Beta-lactam antibiotics are time-dependent in their bactericidal activity. Their concentrations must exceed a minimum inhibitory concentration for a certain period. However, Andrea Hahn, M.D., MS, an infectious disease specialist at Children's National, blood concentrations of Beta-lactam antibiotics are not typically tracked while patients receive them.
Since antibiotic dosing often does not correlate with cystic fibrosis patients' clinical outcomes, Dr. Hahn and colleagues examine whether patients actually achieved serum antibiotic concentrations that are therapeutically effective.
The researchers collected data from 19 patients at Children's Cystic Fibrosis Center. For each patient,
When they were at the clinic for a well-visit
At the beginning of an acute pulmonary exacerbation that required intravenous antibiotic therapy
After treating that acute pulmonary exacerbation
More than 30 days after the patient completed the treatment course.
The researchers also checked plasma drug concentrations of beta-lactam antibiotics during each patient's treatment course. They collected samples at a minimum of four time points:
A trough of less than 30 minutes before a dose
A peak one hour after a dose was infused
A sample of three hours after the dose was infused
A repeat trough less than 30 minutes before another dose.

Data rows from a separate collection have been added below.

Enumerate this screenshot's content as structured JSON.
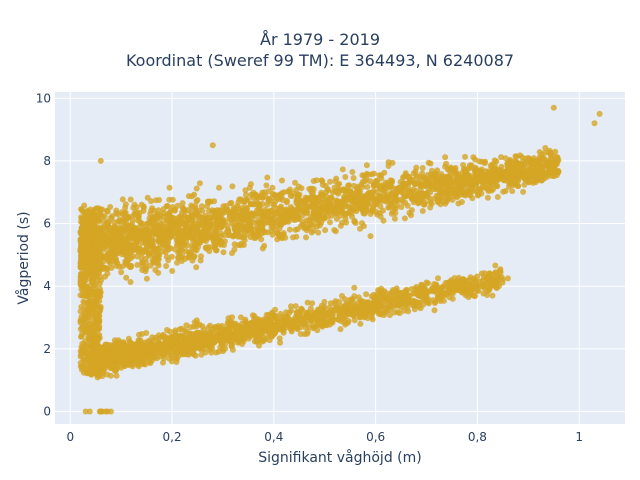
{
  "chart_data": {
    "type": "scatter",
    "title_line1": "År 1979 - 2019",
    "title_line2": "Koordinat (Sweref 99 TM): E 364493, N 6240087",
    "xlabel": "Signifikant våghöjd (m)",
    "ylabel": "Vågperiod (s)",
    "xlim": [
      -0.03,
      1.09
    ],
    "ylim": [
      -0.4,
      10.2
    ],
    "x_ticks": [
      {
        "value": 0,
        "label": "0"
      },
      {
        "value": 0.2,
        "label": "0,2"
      },
      {
        "value": 0.4,
        "label": "0,4"
      },
      {
        "value": 0.6,
        "label": "0,6"
      },
      {
        "value": 0.8,
        "label": "0,8"
      },
      {
        "value": 1.0,
        "label": "1"
      }
    ],
    "y_ticks": [
      {
        "value": 0,
        "label": "0"
      },
      {
        "value": 2,
        "label": "2"
      },
      {
        "value": 4,
        "label": "4"
      },
      {
        "value": 6,
        "label": "6"
      },
      {
        "value": 8,
        "label": "8"
      },
      {
        "value": 10,
        "label": "10"
      }
    ],
    "grid": true,
    "marker_color": "#d4a524",
    "plot_background": "#e5ecf6",
    "clusters": [
      {
        "x_min": 0.02,
        "x_max": 0.08,
        "y": 0.0,
        "spread": 0.02
      },
      {
        "x_min": 0.02,
        "x_max": 0.06,
        "y_min": 1.2,
        "y_max": 6.5
      },
      {
        "x_min": 0.02,
        "x_max": 0.96,
        "y_start": 5.2,
        "y_end": 7.9,
        "spread": 1.1
      },
      {
        "x_min": 0.04,
        "x_max": 0.85,
        "y_start": 1.6,
        "y_end": 4.2,
        "spread": 0.5
      }
    ],
    "sample_points": [
      {
        "x": 0.06,
        "y": 8.0
      },
      {
        "x": 0.28,
        "y": 8.5
      },
      {
        "x": 0.95,
        "y": 9.7
      },
      {
        "x": 1.04,
        "y": 9.5
      },
      {
        "x": 1.03,
        "y": 9.2
      },
      {
        "x": 0.86,
        "y": 4.25
      },
      {
        "x": 0.83,
        "y": 4.2
      },
      {
        "x": 0.78,
        "y": 4.0
      },
      {
        "x": 0.59,
        "y": 5.6
      },
      {
        "x": 0.45,
        "y": 2.9
      }
    ]
  }
}
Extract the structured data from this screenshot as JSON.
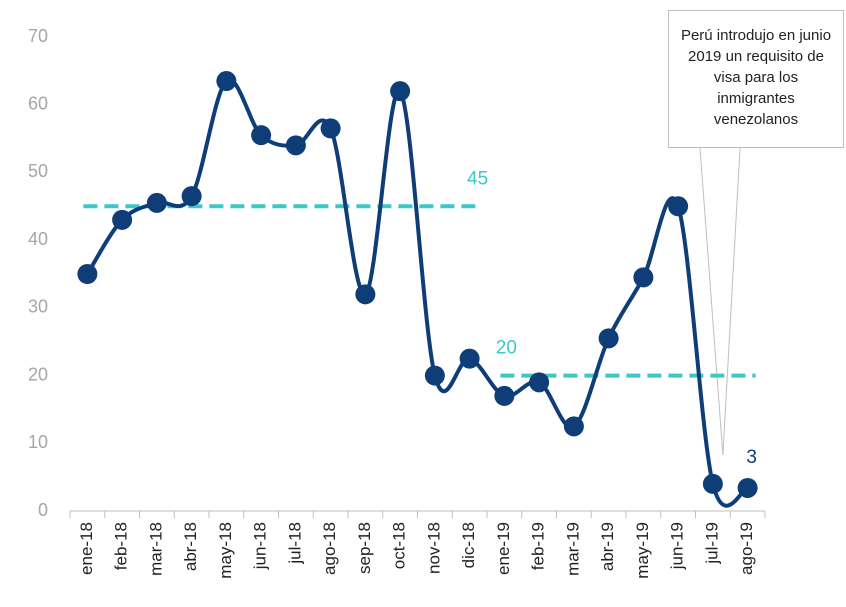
{
  "chart_data": {
    "type": "line",
    "categories": [
      "ene-18",
      "feb-18",
      "mar-18",
      "abr-18",
      "may-18",
      "jun-18",
      "jul-18",
      "ago-18",
      "sep-18",
      "oct-18",
      "nov-18",
      "dic-18",
      "ene-19",
      "feb-19",
      "mar-19",
      "abr-19",
      "may-19",
      "jun-19",
      "jul-19",
      "ago-19"
    ],
    "series": [
      {
        "color": "#0e3d78",
        "values": [
          35,
          43,
          45.5,
          46.5,
          63.5,
          55.5,
          54,
          56.5,
          32,
          62,
          20,
          22.5,
          17,
          19,
          12.5,
          25.5,
          34.5,
          45,
          4,
          3.4
        ],
        "value_labels": [
          null,
          null,
          null,
          null,
          null,
          null,
          null,
          null,
          null,
          null,
          null,
          null,
          null,
          null,
          null,
          null,
          null,
          null,
          null,
          "3"
        ]
      }
    ],
    "reference_lines": [
      {
        "value": 45,
        "from": "ene-18",
        "to": "dic-18",
        "color": "#3cc8c8"
      },
      {
        "value": 20,
        "from": "ene-19",
        "to": "ago-19",
        "color": "#3cc8c8"
      }
    ],
    "annotation": "Perú introdujo en junio 2019 un requisito de visa para los inmigrantes venezolanos",
    "annotation_target": "jul-19",
    "ylim": [
      0,
      70
    ],
    "yticks": [
      0,
      10,
      20,
      30,
      40,
      50,
      60,
      70
    ],
    "grid": false
  }
}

In addition, all patients underwent pulmonary function tests at the start of their exacerbations.
Using these data points, the researchers made a model to determine which patients had achieved therapeutic concentrations. They then correlated these findings with the results of patients' pulmonary function tests. Just 47 percent of patients had achieved therapeutic concentrations. Those who achieved significant improvement in their pulmonary function compared with patients who did not.

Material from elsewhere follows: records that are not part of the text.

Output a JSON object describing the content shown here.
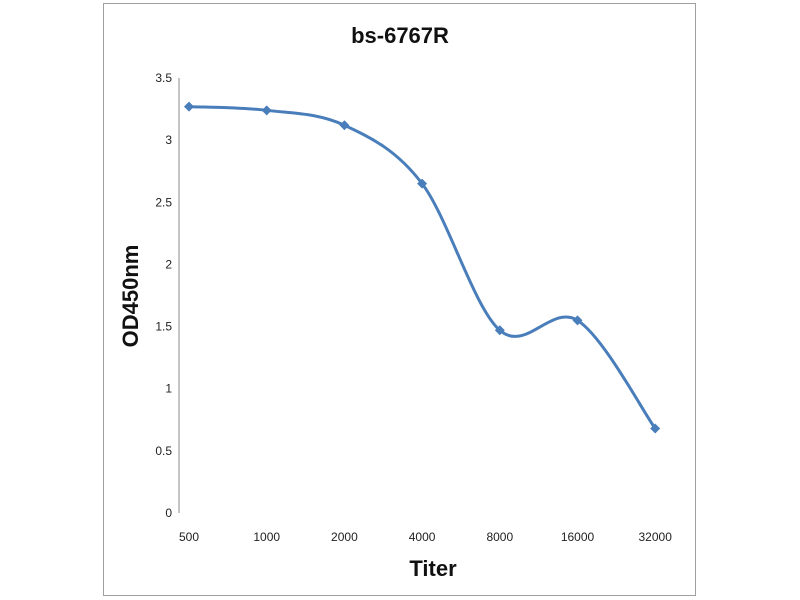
{
  "chart_data": {
    "type": "line",
    "title": "bs-6767R",
    "xlabel": "Titer",
    "ylabel": "OD450nm",
    "categories": [
      "500",
      "1000",
      "2000",
      "4000",
      "8000",
      "16000",
      "32000"
    ],
    "series": [
      {
        "name": "bs-6767R",
        "values": [
          3.27,
          3.24,
          3.12,
          2.65,
          1.47,
          1.55,
          0.68
        ],
        "color": "#4a7ebb"
      }
    ],
    "ylim": [
      0,
      3.5
    ],
    "yticks": [
      "0",
      "0.5",
      "1",
      "1.5",
      "2",
      "2.5",
      "3",
      "3.5"
    ],
    "grid": false,
    "smooth": true
  }
}
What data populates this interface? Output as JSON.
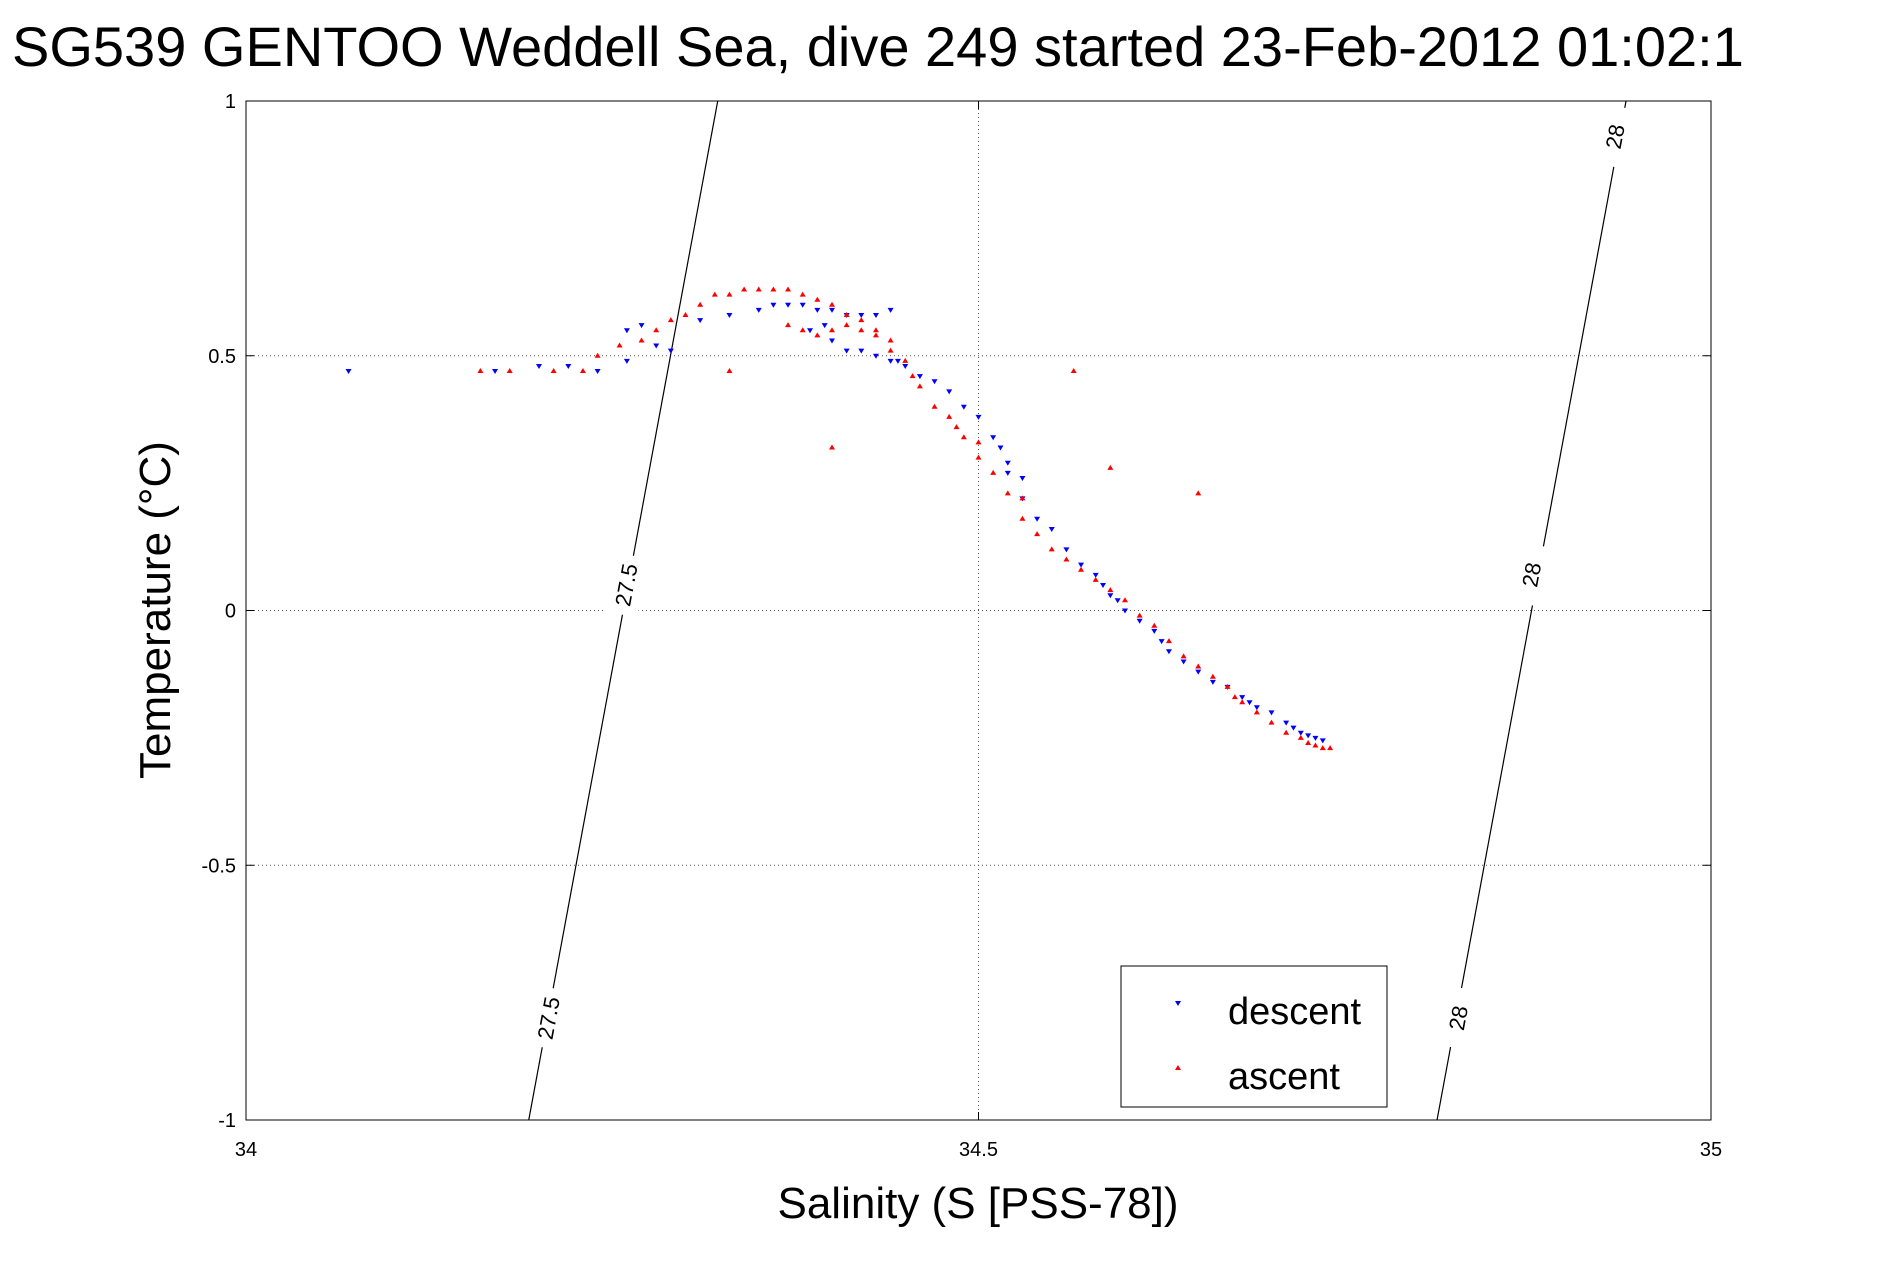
{
  "chart_data": {
    "type": "scatter",
    "title": "SG539 GENTOO Weddell Sea, dive 249 started 23-Feb-2012 01:02:1",
    "xlabel": "Salinity (S [PSS-78])",
    "ylabel": "Temperature (°C)",
    "xlim": [
      34,
      35
    ],
    "ylim": [
      -1,
      1
    ],
    "xticks": [
      34,
      34.5,
      35
    ],
    "xtick_labels": [
      "34",
      "34.5",
      "35"
    ],
    "yticks": [
      -1,
      -0.5,
      0,
      0.5,
      1
    ],
    "ytick_labels": [
      "-1",
      "-0.5",
      "0",
      "0.5",
      "1"
    ],
    "grid": true,
    "legend_position": "bottom-right",
    "density_contours": [
      {
        "label": "27.5",
        "points": [
          [
            34.193,
            -1.0
          ],
          [
            34.322,
            1.0
          ]
        ],
        "label_positions": [
          [
            34.207,
            -0.8
          ],
          [
            34.26,
            0.05
          ]
        ]
      },
      {
        "label": "28",
        "points": [
          [
            34.813,
            -1.0
          ],
          [
            34.942,
            1.0
          ]
        ],
        "label_positions": [
          [
            34.828,
            -0.8
          ],
          [
            34.878,
            0.07
          ],
          [
            34.935,
            0.93
          ]
        ]
      }
    ],
    "series": [
      {
        "name": "descent",
        "color": "#0000ff",
        "marker": "triangle-down",
        "points": [
          [
            34.07,
            0.47
          ],
          [
            34.17,
            0.47
          ],
          [
            34.2,
            0.48
          ],
          [
            34.22,
            0.48
          ],
          [
            34.24,
            0.47
          ],
          [
            34.26,
            0.55
          ],
          [
            34.27,
            0.56
          ],
          [
            34.28,
            0.52
          ],
          [
            34.26,
            0.49
          ],
          [
            34.29,
            0.51
          ],
          [
            34.31,
            0.57
          ],
          [
            34.33,
            0.58
          ],
          [
            34.35,
            0.59
          ],
          [
            34.36,
            0.6
          ],
          [
            34.37,
            0.6
          ],
          [
            34.38,
            0.6
          ],
          [
            34.39,
            0.59
          ],
          [
            34.4,
            0.59
          ],
          [
            34.41,
            0.58
          ],
          [
            34.42,
            0.58
          ],
          [
            34.43,
            0.58
          ],
          [
            34.44,
            0.59
          ],
          [
            34.385,
            0.55
          ],
          [
            34.395,
            0.56
          ],
          [
            34.4,
            0.53
          ],
          [
            34.41,
            0.51
          ],
          [
            34.42,
            0.51
          ],
          [
            34.43,
            0.5
          ],
          [
            34.44,
            0.49
          ],
          [
            34.445,
            0.49
          ],
          [
            34.45,
            0.48
          ],
          [
            34.46,
            0.46
          ],
          [
            34.47,
            0.45
          ],
          [
            34.48,
            0.43
          ],
          [
            34.49,
            0.4
          ],
          [
            34.5,
            0.38
          ],
          [
            34.51,
            0.34
          ],
          [
            34.515,
            0.32
          ],
          [
            34.52,
            0.29
          ],
          [
            34.52,
            0.27
          ],
          [
            34.53,
            0.26
          ],
          [
            34.53,
            0.22
          ],
          [
            34.54,
            0.18
          ],
          [
            34.55,
            0.16
          ],
          [
            34.56,
            0.12
          ],
          [
            34.57,
            0.09
          ],
          [
            34.58,
            0.07
          ],
          [
            34.585,
            0.05
          ],
          [
            34.59,
            0.03
          ],
          [
            34.595,
            0.02
          ],
          [
            34.6,
            0.0
          ],
          [
            34.61,
            -0.02
          ],
          [
            34.62,
            -0.04
          ],
          [
            34.625,
            -0.06
          ],
          [
            34.63,
            -0.08
          ],
          [
            34.64,
            -0.1
          ],
          [
            34.65,
            -0.12
          ],
          [
            34.66,
            -0.14
          ],
          [
            34.67,
            -0.15
          ],
          [
            34.68,
            -0.17
          ],
          [
            34.685,
            -0.18
          ],
          [
            34.69,
            -0.19
          ],
          [
            34.7,
            -0.2
          ],
          [
            34.71,
            -0.22
          ],
          [
            34.715,
            -0.23
          ],
          [
            34.72,
            -0.24
          ],
          [
            34.725,
            -0.245
          ],
          [
            34.73,
            -0.25
          ],
          [
            34.735,
            -0.255
          ]
        ]
      },
      {
        "name": "ascent",
        "color": "#ff0000",
        "marker": "triangle-up",
        "points": [
          [
            34.16,
            0.47
          ],
          [
            34.18,
            0.47
          ],
          [
            34.21,
            0.47
          ],
          [
            34.23,
            0.47
          ],
          [
            34.24,
            0.5
          ],
          [
            34.255,
            0.52
          ],
          [
            34.27,
            0.53
          ],
          [
            34.28,
            0.55
          ],
          [
            34.29,
            0.57
          ],
          [
            34.3,
            0.58
          ],
          [
            34.31,
            0.6
          ],
          [
            34.32,
            0.62
          ],
          [
            34.33,
            0.62
          ],
          [
            34.34,
            0.63
          ],
          [
            34.35,
            0.63
          ],
          [
            34.36,
            0.63
          ],
          [
            34.37,
            0.63
          ],
          [
            34.38,
            0.62
          ],
          [
            34.39,
            0.61
          ],
          [
            34.4,
            0.6
          ],
          [
            34.41,
            0.58
          ],
          [
            34.42,
            0.57
          ],
          [
            34.43,
            0.55
          ],
          [
            34.44,
            0.53
          ],
          [
            34.33,
            0.47
          ],
          [
            34.37,
            0.56
          ],
          [
            34.38,
            0.55
          ],
          [
            34.39,
            0.54
          ],
          [
            34.4,
            0.55
          ],
          [
            34.41,
            0.56
          ],
          [
            34.42,
            0.55
          ],
          [
            34.43,
            0.54
          ],
          [
            34.44,
            0.51
          ],
          [
            34.45,
            0.49
          ],
          [
            34.455,
            0.46
          ],
          [
            34.46,
            0.44
          ],
          [
            34.47,
            0.4
          ],
          [
            34.48,
            0.38
          ],
          [
            34.485,
            0.36
          ],
          [
            34.49,
            0.34
          ],
          [
            34.5,
            0.33
          ],
          [
            34.4,
            0.32
          ],
          [
            34.5,
            0.3
          ],
          [
            34.51,
            0.27
          ],
          [
            34.52,
            0.23
          ],
          [
            34.53,
            0.18
          ],
          [
            34.54,
            0.15
          ],
          [
            34.55,
            0.12
          ],
          [
            34.56,
            0.1
          ],
          [
            34.57,
            0.08
          ],
          [
            34.58,
            0.06
          ],
          [
            34.59,
            0.04
          ],
          [
            34.6,
            0.02
          ],
          [
            34.61,
            -0.01
          ],
          [
            34.62,
            -0.03
          ],
          [
            34.63,
            -0.06
          ],
          [
            34.64,
            -0.09
          ],
          [
            34.65,
            -0.11
          ],
          [
            34.66,
            -0.13
          ],
          [
            34.67,
            -0.15
          ],
          [
            34.675,
            -0.17
          ],
          [
            34.68,
            -0.18
          ],
          [
            34.69,
            -0.2
          ],
          [
            34.7,
            -0.22
          ],
          [
            34.71,
            -0.24
          ],
          [
            34.72,
            -0.25
          ],
          [
            34.725,
            -0.26
          ],
          [
            34.73,
            -0.265
          ],
          [
            34.735,
            -0.27
          ],
          [
            34.74,
            -0.27
          ],
          [
            34.565,
            0.47
          ],
          [
            34.59,
            0.28
          ],
          [
            34.65,
            0.23
          ],
          [
            34.53,
            0.22
          ]
        ]
      }
    ]
  }
}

Paradoxically, they discovered that antibiotic doses, some patients had caused high serum antibiotic concentrations while others did not.
Dr. Hahn notes that real-time monitoring of antibiotic blood concentrations could help patients stay on top of whether patients are being adequately dosed. The research team is investigating this in a new study.
Another way to ensure that patients receive therapeutically meaningful levels of antibiotics is to develop new variables such as age, gender, and creatinine clearance – a measure of kidney function that can be a predictable predictor of metabolism – to predict drug pharmacokinetics. Using the findings of this research, Dr. Hahn adds, Children 's National Disease.
"Getting adequate treatment is crucial for getting better," she says. "At Children's National, we are implementing policies to make sure that our patients with cystic fibrosis, infusing new research insights into patients' ongoing clinical care.